Ed: William Hamilton

Mus: Max Steiner

PD: Max Ree

Cos: Max Ree


Richard Dix (Yancey Cravat), Irene Dunne (Sabra Cravat), Estelle Taylor (Dixie Lee), Nance O’Neil (Felice Venable), William Collier, Jr. (The Kid)


Considered by many to be the worst film to win the Best Picture Oscar, Cimarron is a sprawling Western epic based on Edna Ferber’s novel of the same name.

Cimarron starts promisingly enough, featuring the 1889 Oklahoma land rush, filmed with a vast, sweeping style with impressive cinematography & editing, as thousands of people take to the plains to set up communities in the state.

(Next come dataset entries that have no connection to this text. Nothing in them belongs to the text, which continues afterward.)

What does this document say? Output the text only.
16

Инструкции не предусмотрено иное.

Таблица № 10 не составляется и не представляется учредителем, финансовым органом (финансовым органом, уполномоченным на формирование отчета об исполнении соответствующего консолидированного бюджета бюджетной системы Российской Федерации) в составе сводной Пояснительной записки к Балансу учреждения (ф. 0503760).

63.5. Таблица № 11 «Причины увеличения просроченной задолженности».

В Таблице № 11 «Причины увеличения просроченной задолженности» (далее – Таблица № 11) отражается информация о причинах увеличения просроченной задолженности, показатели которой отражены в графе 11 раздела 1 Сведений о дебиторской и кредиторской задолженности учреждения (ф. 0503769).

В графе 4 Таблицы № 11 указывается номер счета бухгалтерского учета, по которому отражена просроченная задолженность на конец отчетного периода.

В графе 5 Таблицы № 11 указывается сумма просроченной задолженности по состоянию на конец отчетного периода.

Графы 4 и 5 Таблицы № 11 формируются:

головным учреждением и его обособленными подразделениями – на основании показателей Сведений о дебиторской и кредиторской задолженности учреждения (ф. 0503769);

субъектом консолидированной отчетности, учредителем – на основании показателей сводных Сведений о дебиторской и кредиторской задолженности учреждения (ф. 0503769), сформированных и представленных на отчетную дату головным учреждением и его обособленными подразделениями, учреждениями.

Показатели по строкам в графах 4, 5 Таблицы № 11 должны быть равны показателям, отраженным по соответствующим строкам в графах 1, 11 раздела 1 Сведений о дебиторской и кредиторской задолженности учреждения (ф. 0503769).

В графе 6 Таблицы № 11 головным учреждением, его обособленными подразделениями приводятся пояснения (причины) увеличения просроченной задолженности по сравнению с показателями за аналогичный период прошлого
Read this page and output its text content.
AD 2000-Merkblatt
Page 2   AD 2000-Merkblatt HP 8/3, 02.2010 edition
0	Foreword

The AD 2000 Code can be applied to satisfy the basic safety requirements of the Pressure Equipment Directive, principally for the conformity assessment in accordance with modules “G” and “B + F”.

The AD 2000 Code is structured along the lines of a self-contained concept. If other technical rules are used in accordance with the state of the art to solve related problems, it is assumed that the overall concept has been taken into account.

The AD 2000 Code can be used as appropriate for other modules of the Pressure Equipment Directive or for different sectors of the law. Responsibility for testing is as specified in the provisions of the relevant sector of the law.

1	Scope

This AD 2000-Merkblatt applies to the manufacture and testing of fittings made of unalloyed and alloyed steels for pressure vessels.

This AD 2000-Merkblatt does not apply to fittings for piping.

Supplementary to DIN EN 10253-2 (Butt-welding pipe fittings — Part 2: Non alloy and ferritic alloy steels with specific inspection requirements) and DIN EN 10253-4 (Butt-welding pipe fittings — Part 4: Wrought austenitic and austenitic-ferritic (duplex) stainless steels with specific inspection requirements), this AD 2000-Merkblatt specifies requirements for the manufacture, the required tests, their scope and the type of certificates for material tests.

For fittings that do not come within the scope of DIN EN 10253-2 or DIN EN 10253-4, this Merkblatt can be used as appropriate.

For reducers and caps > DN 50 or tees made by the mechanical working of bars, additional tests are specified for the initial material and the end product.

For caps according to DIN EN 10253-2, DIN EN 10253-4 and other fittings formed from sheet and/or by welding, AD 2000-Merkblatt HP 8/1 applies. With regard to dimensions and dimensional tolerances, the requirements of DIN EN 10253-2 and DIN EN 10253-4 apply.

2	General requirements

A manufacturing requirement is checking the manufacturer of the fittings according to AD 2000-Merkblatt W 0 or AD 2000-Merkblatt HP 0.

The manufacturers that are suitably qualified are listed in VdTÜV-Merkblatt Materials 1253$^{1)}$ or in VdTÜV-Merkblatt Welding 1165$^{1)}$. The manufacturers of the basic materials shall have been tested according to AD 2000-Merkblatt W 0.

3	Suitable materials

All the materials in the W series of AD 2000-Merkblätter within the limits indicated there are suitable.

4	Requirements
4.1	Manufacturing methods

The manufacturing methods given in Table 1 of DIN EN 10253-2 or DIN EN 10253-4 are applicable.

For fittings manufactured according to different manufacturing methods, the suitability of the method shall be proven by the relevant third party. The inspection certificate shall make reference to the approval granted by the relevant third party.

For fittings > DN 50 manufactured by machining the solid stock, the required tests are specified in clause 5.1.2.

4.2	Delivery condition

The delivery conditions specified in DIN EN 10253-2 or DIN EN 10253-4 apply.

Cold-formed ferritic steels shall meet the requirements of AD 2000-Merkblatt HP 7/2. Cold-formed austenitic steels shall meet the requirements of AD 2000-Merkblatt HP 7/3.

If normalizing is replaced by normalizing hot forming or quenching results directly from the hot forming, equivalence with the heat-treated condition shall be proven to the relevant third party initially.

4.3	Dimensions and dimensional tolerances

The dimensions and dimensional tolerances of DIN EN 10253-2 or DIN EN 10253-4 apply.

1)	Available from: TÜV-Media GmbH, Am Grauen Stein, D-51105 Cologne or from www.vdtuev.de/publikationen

One of those wanting to make a new life in Oklahoma is Yancey Cravat and his family, but he doesn’t get the plot of land that he so desires and sets up home in the town of Osage, where he sets up a newspaper and the narrative follows him and his family over the next four decades.

Aside from the rousing opening scene, the rest of the film is a boring dirge, filled out with underwhelming characters and some truly offensive negative racial stereotyping.

It could be said that it’s simply a film that has dated itself badly, but even in the context of when it was made, I wouldn’t consider this a good film.

Westerns aren’t particularly well represented at the Oscars and this was the first of its genre to earn the big prize, but in reality, it’s one that’s best forgotten.